While Rehman believes either or both of these countertop materials could be the top choice for homeowners in 2024, it's worth noting that they have very different looks. Quartzite, like marble and granite, has a ton of natural variation, and no two slabs are alike. But the colors are generally more neutral and often feature veining and other patterns in a contrasting color. Terrazzo is a bit funkier thanks to the many types of materials used, can be made to be any color, and has variation between glossy, transparent, and opaque materials — this is sort of like the cool aunt of other countertop materials. Both are completely gorgeous in their own way. 
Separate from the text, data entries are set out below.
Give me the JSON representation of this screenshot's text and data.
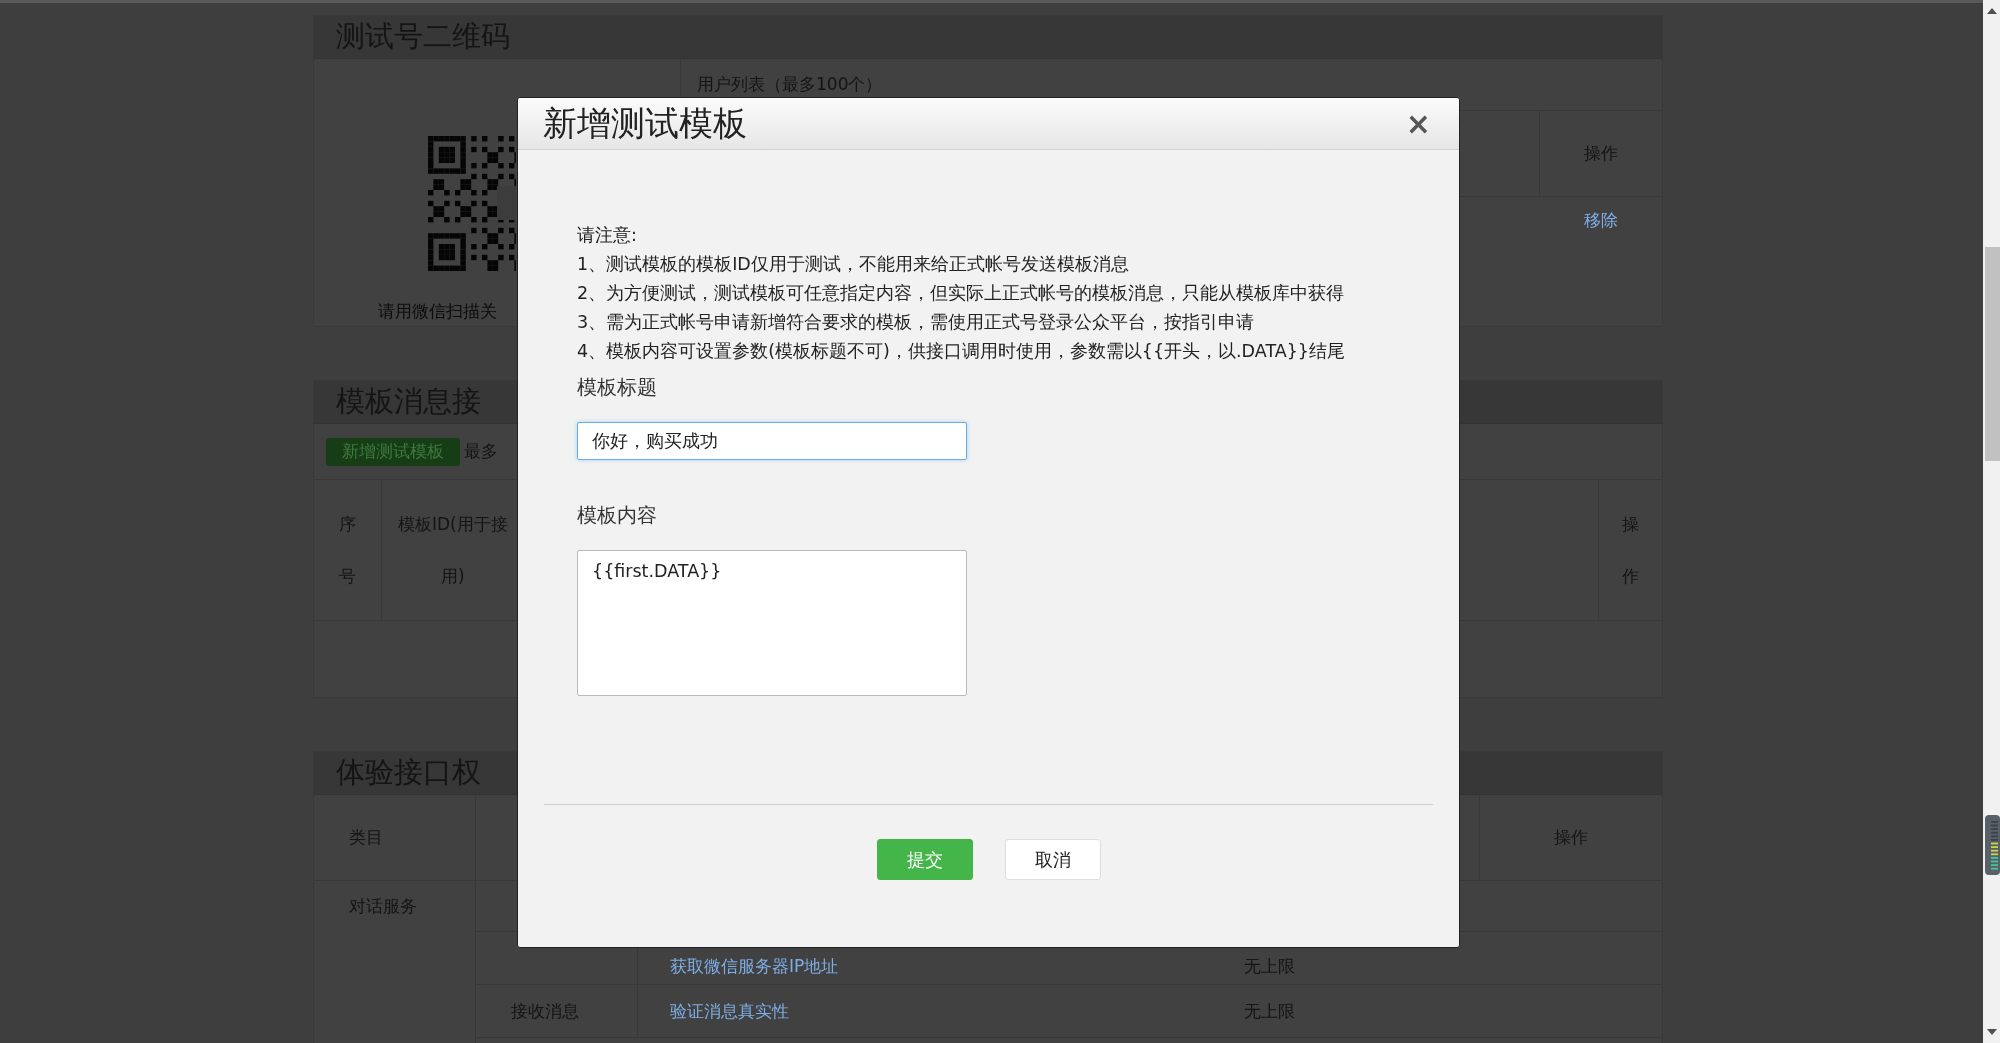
{
  "background_page": {
    "qr_section": {
      "title": "测试号二维码",
      "qr_caption": "请用微信扫描关",
      "user_list_title": "用户列表（最多100个）",
      "table": {
        "columns": [
          "操作"
        ],
        "rows": [
          [
            "移除"
          ]
        ]
      }
    },
    "template_section": {
      "title": "模板消息接",
      "add_button": "新增测试模板",
      "note": "最多",
      "table": {
        "columns": [
          [
            "序",
            "号"
          ],
          [
            "模板ID(用于接",
            "用)"
          ],
          [
            "操",
            "作"
          ]
        ]
      }
    },
    "permissions_section": {
      "title": "体验接口权",
      "columns": [
        "类目",
        "操作"
      ],
      "rows": [
        {
          "category": "对话服务"
        },
        {
          "api": "获取微信服务器IP地址",
          "limit": "无上限"
        },
        {
          "item": "接收消息",
          "api": "验证消息真实性",
          "limit": "无上限"
        }
      ]
    }
  },
  "dialog": {
    "title": "新增测试模板",
    "close": "×",
    "notes_heading": "请注意:",
    "notes": [
      "1、测试模板的模板ID仅用于测试，不能用来给正式帐号发送模板消息",
      "2、为方便测试，测试模板可任意指定内容，但实际上正式帐号的模板消息，只能从模板库中获得",
      "3、需为正式帐号申请新增符合要求的模板，需使用正式号登录公众平台，按指引申请",
      "4、模板内容可设置参数(模板标题不可)，供接口调用时使用，参数需以{{开头，以.DATA}}结尾"
    ],
    "fields": [
      {
        "label": "模板标题",
        "kind": "input",
        "value": "你好，购买成功",
        "focused": true
      },
      {
        "label": "模板内容",
        "kind": "textarea",
        "value": "{{first.DATA}}",
        "focused": false
      }
    ],
    "buttons": [
      {
        "label": "提交",
        "kind": "primary"
      },
      {
        "label": "取消",
        "kind": "default"
      }
    ]
  }
}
But in an exclusive conversation with House Digest, Rehman revealed that if he had to choose which one leans a bit more ageless, he'd opt for quartzite, saying, "Out of the two, Quartzite is likely the most timeless choice, as its natural beauty and durability tend to outlast any trends that come and go." Natural stone is pretty timeless in the kitchen, as we've seen time and time again. On the other hand, terrazzo countertops are a great way to make your home stand out. Though it may not seem quite as classic as stone, terrazzo was actually invented in 15th century Italy, so this countertop material certainly has some staying power, and there's no reason to believe terrazzo is going out of style soon

Let's talk about price

Kitchens are one of, if not the most, expensive rooms to build out and renovate, because you aren't just making aesthetic choices, and they require both major electrical and plumbing work. So naturally, you're going to want to find a budget-friendly option when possible. Unfortunately, according to Rehman, neither terrazzo nor quartzite fits that bill. For instance, terrazzo and quartzite countertops cost approximately $50-$100 and $50-$120 per square foot, respectively. According to the National Kitchen and Bath Association, kitchens in the US are between 103-238 square feet on average, so you'd be looking at a very costly investment. Thankfully, Rehman didn't leave budget buyers totally hopeless. In his exclusive interview with House Digest, he stated that, "These materials might not be budget-friendly, but alternatives like laminate and ceramic tile offer cost-effective options without sacrificing style." 

Ceramic tile and laminate are some of the most affordable countertop materials available, and they come in a ton of different patterns, colors, and textures. In fact, you can even find terrazzo-patterned porcelain tiles and quartzite-style laminates, and vice-versa, if you want to replicate their look. Remember that inkjet printers and other manufacturing tools have come a long way, so there's usually a way to get the high-end look you want for cheaper, you just may have to get a little creative.